Il n'a ni mesure précise ni nom propre, parce que, variable comme les destinées humaines, il change d'homme à homme et qu'il ne s'en présente jamais deux exactement pareils, pas même entre deux frères ; leur légitime, pour parler la langue rigoureuse du droit, sera égale ; l'instant qui suit le partage, elle ne le sera plus, parce que, déjà, l'usage en a été différent. Et si toutes ces assertions sont évidentes, si elles ne sont, à vrai dire, que des expériences faites qui se reproduisent sans fin, il en résulte que la limite de votre nécessaire, c'est vous, vous seuls et Dieu qui le connaissez ; que, lorsque vous priez pour l'obtenir, vous devez vous souvenir, en la mesurant dans votre prière, que Dieu, de son côté, la mesure dans sa providence ; en un mot que, demander votre pain quotidien, c'est en même temps dire à Dieu quelle part il vous en faut, et vous n'avez droit d'en solliciter ni trop ni trop peu.

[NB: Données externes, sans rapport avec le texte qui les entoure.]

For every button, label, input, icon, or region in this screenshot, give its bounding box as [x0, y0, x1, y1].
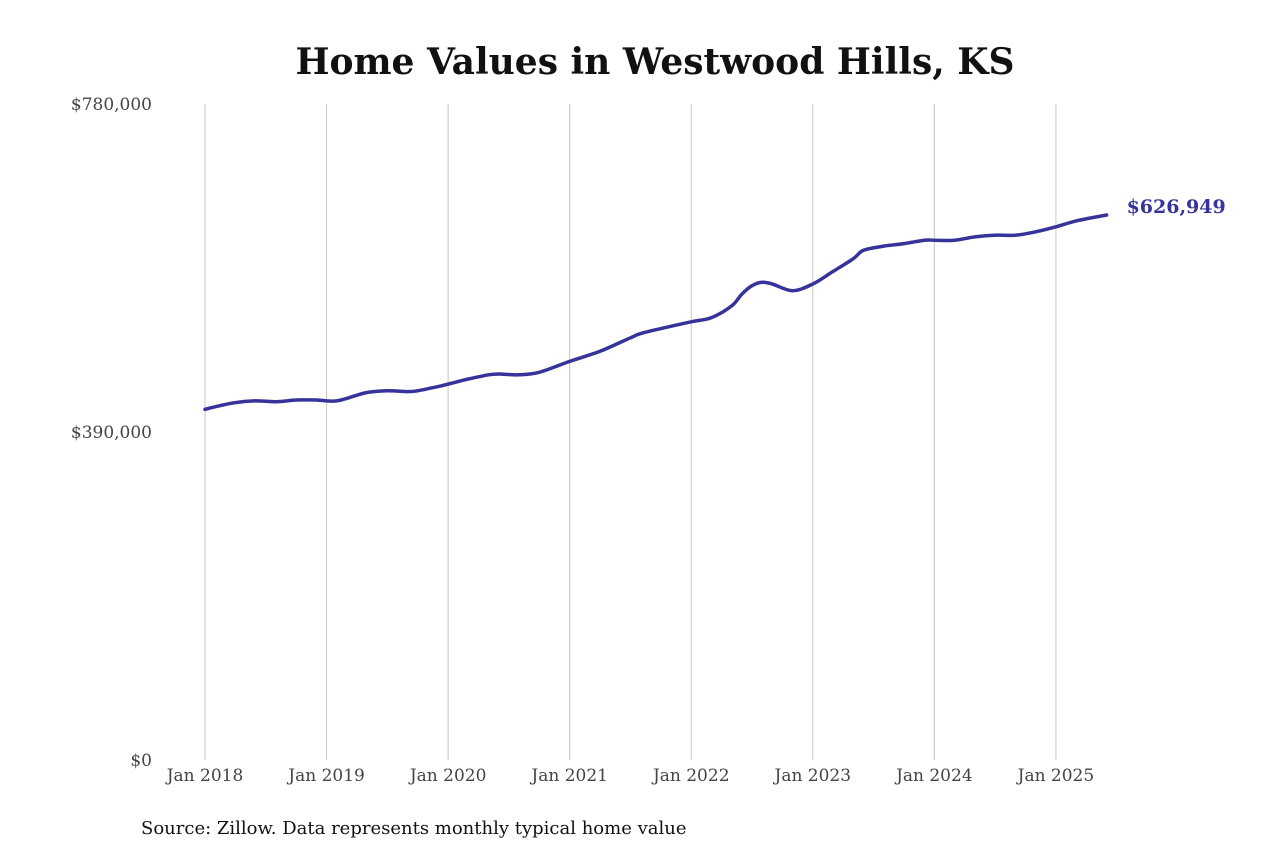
x-tick-label: Jan 2024	[894, 766, 973, 786]
gridlines	[204, 104, 1057, 760]
x-axis-ticks: Jan 2018 Jan 2019 Jan 2020 Jan 2021 Jan 2022…	[165, 766, 1094, 786]
y-tick-label: $390,000	[71, 423, 152, 443]
y-tick-label: $0	[130, 751, 152, 771]
series-line-home-value	[203, 213, 1109, 412]
y-axis-ticks: $0 $390,000 $780,000	[71, 95, 152, 771]
x-tick-label: Jan 2021	[529, 766, 608, 786]
x-tick-label: Jan 2023	[773, 766, 852, 786]
x-tick-label: Jan 2018	[165, 766, 244, 786]
source-note: Source: Zillow. Data represents monthly …	[141, 818, 687, 839]
x-tick-label: Jan 2019	[286, 766, 365, 786]
x-tick-label: Jan 2025	[1016, 766, 1095, 786]
x-tick-label: Jan 2022	[651, 766, 730, 786]
y-tick-label: $780,000	[71, 95, 152, 115]
x-tick-label: Jan 2020	[408, 766, 487, 786]
end-value-label: $626,949	[1127, 196, 1226, 218]
chart-title: Home Values in Westwood Hills, KS	[295, 41, 1014, 83]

Trop !... ce serait témérité, présomption, folie. Qui êtes-vous, pour oser souhaiter que Dieu exagère envers vous sa bonté, et vous accorde plus que votre nécessaire ? Le don serait aussi fatal que le voeu serait insensé ; car il serait impossible de posséder trop et de faire un bon usage de ce qu'on possède ; voyez, hélas ! ces richesses immenses qui, quelquefois, par ce qu'on appelle un coup du sort, un jeu de la fortune, tombent subitement au milieu d'une pauvreté ou d'une médiocrité jusqu'alors paisible et pure ; combien en voit-on qui tournent à bien ?

Trop peu !... vous vous attribueriez, par un excès de fanatisme et de rigidité, pour le plaisir d'être orgueilleusement dur envers vous-même, le droit de demander trop peu ! Ce serait demander trop peu de forces et de moyens pour suffire à votre tâche, trop peu de ressources pour semer autour de vous le bonheur que Dieu vous charge de répandre ; ce serait demander d'autres devoirs, une autre destinée, une autre vie.
Avez-vous ce droit et voulez-vous usurper sur la Providence à ce point ? Restez à votre place, ce sera rester à votre tâche.
Le vrai renoncement chrétien ne consiste pas à se priver, mais à laisser Dieu nous priver ; ne consiste pas à refuser les biens que Dieu dispense ; les refuser, c'est lui déplaire ; en jouir, c'est lui obéir. Nul ne peut choisir ses tentations ; il faut consentir à combattre celles qui se placent par les accidents de notre destinée devant nos pas ; là est la lutte divinement préparée, et aussi le secours et la victoire et la couronne.

Si Dieu vous dit : Sois riche ! C'est une révolte de répondre : je veux être pauvre ! Si Dieu vous dit : Monte ! C'est une lâche abdication de répondre ; Je veux m'abaisser et me cacher dans la foule. Que celui qui doit gouverner les peuples gouverne ! Que celui qui doit labourer les champs laboure ! Et à chacun le vrai nécessaire !... Ce que tu veux, ô Dieu ! et non ce que nous voulons ; mais il est toujours légitime de vouloir son pain quotidien.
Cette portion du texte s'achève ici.